A note on leadership narratives: the DEI data story should reflect not only what is happening but why it matters to the organization’s strategy, talent priorities, and competitive positioning. By connecting DEI outcomes to business results—such as improved innovation, better customer understanding, higher retention of critical skills, and enhanced employer reputation—leaders can secure broader support for ongoing investment and reform.

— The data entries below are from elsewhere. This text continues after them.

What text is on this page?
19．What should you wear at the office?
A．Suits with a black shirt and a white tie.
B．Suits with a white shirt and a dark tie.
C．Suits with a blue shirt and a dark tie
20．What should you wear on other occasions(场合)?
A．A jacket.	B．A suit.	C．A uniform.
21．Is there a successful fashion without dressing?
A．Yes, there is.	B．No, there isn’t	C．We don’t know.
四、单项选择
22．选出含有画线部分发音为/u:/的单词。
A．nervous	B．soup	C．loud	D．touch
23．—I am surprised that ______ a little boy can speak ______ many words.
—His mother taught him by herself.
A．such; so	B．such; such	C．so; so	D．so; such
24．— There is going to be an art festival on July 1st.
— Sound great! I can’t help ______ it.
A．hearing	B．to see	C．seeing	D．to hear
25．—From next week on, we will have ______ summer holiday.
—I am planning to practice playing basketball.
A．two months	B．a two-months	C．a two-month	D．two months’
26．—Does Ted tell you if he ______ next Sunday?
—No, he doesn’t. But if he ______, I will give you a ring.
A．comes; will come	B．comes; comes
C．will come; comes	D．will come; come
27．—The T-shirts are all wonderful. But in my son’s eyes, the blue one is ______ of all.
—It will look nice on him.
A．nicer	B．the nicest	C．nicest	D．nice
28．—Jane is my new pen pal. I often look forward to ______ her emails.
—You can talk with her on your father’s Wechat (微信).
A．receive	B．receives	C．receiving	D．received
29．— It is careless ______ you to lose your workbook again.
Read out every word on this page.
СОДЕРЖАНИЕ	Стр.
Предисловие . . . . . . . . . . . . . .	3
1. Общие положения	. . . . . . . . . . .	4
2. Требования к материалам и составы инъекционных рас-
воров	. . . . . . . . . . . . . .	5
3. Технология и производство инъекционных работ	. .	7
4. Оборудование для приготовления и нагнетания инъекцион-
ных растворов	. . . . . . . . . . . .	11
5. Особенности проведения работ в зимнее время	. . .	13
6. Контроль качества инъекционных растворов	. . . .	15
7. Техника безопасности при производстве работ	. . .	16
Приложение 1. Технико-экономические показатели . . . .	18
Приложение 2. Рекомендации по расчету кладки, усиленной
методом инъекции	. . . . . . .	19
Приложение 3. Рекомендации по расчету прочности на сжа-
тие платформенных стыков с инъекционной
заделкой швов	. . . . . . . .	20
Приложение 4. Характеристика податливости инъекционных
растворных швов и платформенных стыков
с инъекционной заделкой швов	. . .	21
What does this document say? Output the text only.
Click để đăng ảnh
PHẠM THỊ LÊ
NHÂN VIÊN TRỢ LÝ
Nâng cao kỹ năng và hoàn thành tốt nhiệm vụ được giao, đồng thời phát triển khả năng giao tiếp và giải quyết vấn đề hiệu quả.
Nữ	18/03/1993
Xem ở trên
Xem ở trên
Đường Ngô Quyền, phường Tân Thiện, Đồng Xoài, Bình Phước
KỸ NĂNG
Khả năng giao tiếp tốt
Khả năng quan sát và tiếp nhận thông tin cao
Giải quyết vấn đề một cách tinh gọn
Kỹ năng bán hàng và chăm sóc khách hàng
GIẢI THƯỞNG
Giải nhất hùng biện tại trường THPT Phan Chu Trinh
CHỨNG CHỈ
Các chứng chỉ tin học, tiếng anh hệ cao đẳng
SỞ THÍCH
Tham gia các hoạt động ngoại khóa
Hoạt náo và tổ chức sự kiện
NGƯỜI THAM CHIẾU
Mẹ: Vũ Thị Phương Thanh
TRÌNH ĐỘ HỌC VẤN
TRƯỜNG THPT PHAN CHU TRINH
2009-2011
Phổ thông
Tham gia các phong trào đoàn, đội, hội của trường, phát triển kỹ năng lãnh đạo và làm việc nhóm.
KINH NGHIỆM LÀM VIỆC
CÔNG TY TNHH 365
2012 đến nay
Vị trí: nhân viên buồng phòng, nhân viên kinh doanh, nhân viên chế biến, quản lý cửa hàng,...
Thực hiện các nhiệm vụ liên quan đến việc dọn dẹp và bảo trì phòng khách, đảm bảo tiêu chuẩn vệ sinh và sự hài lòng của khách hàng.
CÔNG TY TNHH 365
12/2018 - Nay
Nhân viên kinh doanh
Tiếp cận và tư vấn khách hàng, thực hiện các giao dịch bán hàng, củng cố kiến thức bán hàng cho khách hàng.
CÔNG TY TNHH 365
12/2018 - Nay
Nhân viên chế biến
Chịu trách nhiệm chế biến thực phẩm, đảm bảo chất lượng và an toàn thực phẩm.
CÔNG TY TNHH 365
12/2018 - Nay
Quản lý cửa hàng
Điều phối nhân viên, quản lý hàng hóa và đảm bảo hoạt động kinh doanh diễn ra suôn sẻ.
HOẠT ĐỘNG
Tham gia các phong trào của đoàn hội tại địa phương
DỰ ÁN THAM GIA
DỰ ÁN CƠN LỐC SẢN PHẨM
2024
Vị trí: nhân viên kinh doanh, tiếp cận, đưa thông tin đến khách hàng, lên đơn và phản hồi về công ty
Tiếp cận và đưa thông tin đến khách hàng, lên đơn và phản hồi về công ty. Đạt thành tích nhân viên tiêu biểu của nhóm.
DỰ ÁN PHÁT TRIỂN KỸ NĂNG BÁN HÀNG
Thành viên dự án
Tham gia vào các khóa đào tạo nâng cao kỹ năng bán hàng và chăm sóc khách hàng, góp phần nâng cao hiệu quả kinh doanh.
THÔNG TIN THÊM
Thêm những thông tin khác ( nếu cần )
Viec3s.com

In this context, leadership roles matter. Jodi Morton, chief data officer at KPMG U.S., and Elena Richards, chief DEI officer at KPMG U.S., exemplify the collaborative leadership needed to align data capabilities with inclusive outcomes. Their partnership highlights how data stewardship and DEI stewardship can jointly drive a more inclusive organizational culture while supporting rigorous, results-oriented business practices.

Conclusion

Organizations that prioritize a data-driven approach to DEI—anchored in clear baselines, collaborative governance, deliberate inquiry, and action-oriented insights—are better positioned to create meaningful, lasting change. By laying the groundwork with transparent baselines, asking the right questions to uncover root causes, and translating insights into practical policies and practices, companies can move toward a more diverse, equitable, and inclusive workforce. The journey requires ongoing partnership between data leaders and DEI leaders, disciplined measurement, accountable leadership, and a commitment to continuous improvement that aligns with broader business objectives. When done well, data becomes a powerful catalyst for inclusive excellence, helping organizations attract, develop, and retain diverse talent while delivering stronger performance and sustained competitive advantage.